“It would have been two or three weeks ago,” Ledger said as he checked the date on the letter. He read down through the boastful paragraphs and decided Violet wouldn’t have kept her mouth shut in real life. “She was either murdered, or she disappeared, after talking about some big break she was about to have.”
Hark snorted. “I meant I wanted you to narrow it down,” he said. “I do this, and you keep my name out of your mouth around that… that thing.”
His voice cracked.
“Sure,” Ledger said. He didn’t have any intention of sticking to that. If Hark could be useful, Ledger would use him. That didn’t sound like it would encourage the man to get to work, though. “Call me when you find anything.”
“Yeah,” Hark said. His voice dropped, gone rough and creaky in his throat. “Have you dreamed about him? It. Earl. I do, and I think he can see me. See me through them. Do you think he could do that?”
Probably. That wouldn’t help put Hark’s mind at rest, though.
“Probably,” Ledger said. “A good thing you have something to do to keep you awake.”
He’d never liked Hark.
Ledger hung up and lay back on the bed, his legs hanging over the side to accommodate the paperwork. He could feel the pressure of the deadline as it crawled closer; every minute ticked away a weight in the back of his skull. It felt like he needed to do something, to bedoingsomething, but there was nothing he could do until someone got back to him.
Except it felt like there was. Ledger could feel it, just out of reach in his mind.
He’d missedsomething, but he couldn’t put his finger on what.
Not yet.
Ledger folded his arm over his face. Maybe it would come to him if he closed his eyes. Just for a few minutes.
CHAPTER13
THIS MORNING THE“free breakfast” included a bowl of hard-boiled eggs under a sweaty plastic dome. Appetizing. Ledger helped himself to more of the bad coffee instead. He sat in a cheap plastic chair and set his phone on the table in front of him so he’d not miss it when it rang.
It didn’t.
Ledger drank the coffee—it wasn’t even hot, the one thing it had going for it, this morning—and got up to get another cup. There was a different clerk behind reception this morning, an older man with fastidiously dyed black hair and a bone-white mustache. He came out from behind the desk and shoved a business card with a short strip of tickets stapled to it at Ledger.
“Free rides.”
“Um,” Ledger said wittily.
He cut himself some slack on that. Between raising Bell from the dead, or part of the dead man at least, and dealing with Syder, he’d not gotten much sleep. He was only one coffee in as well. That he had an “um” in him was performing above expectations.

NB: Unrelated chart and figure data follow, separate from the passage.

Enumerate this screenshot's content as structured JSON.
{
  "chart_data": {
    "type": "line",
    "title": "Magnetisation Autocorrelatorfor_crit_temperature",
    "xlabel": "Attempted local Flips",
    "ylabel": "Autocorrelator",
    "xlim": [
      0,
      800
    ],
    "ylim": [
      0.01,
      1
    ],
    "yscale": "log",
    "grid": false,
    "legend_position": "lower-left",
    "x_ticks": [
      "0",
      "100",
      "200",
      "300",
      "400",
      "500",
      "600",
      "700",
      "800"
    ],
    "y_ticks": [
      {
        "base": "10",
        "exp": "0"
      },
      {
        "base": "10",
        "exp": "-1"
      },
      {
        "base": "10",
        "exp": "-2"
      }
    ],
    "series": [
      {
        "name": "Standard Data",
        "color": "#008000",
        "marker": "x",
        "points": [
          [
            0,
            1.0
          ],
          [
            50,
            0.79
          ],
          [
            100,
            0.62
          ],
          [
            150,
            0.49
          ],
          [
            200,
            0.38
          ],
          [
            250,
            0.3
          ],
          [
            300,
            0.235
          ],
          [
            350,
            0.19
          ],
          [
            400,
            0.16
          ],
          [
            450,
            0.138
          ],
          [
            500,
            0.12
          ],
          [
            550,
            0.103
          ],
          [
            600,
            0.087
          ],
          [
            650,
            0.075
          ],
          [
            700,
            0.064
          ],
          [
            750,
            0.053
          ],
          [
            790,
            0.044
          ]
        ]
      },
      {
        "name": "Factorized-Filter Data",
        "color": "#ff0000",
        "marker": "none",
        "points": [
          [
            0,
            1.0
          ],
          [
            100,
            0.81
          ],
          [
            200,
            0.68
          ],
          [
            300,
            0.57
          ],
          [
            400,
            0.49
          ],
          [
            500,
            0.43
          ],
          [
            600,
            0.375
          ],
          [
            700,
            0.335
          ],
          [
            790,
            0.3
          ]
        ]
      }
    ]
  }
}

For lack of any other ideas, he reached for the leaflet. Before he could take it, Wren sniped it out of the receptionist’s hand.
“That’s me,” he said as he tucked the card and tickets into his jeans. He grinned cockily at the receptionist and winked. “I’m the free ride.”
The clerk’s deadpan expression didn’t change. “I got that.”
He left.
Ledger lifted the coffee pot off the hot plate. “I think, technically, I was the free ride,” he said as he topped up his cup.
As he set the glass pot back down, Wren took his coffee off the stained table. “Do you usually charge?” he asked.
“Do you?”
Wren shrugged. He grabbed a handful of sugar packets in one hand and ripped them open with his teeth.
“There’s usually some tit for tat,” he said as he tipped an obscene amount of sugar into the black liquid. “That’s what the boss keeps me around for.”
Ledger tried to control his face. He probably didn’t manage it from the hard look Wren gave him.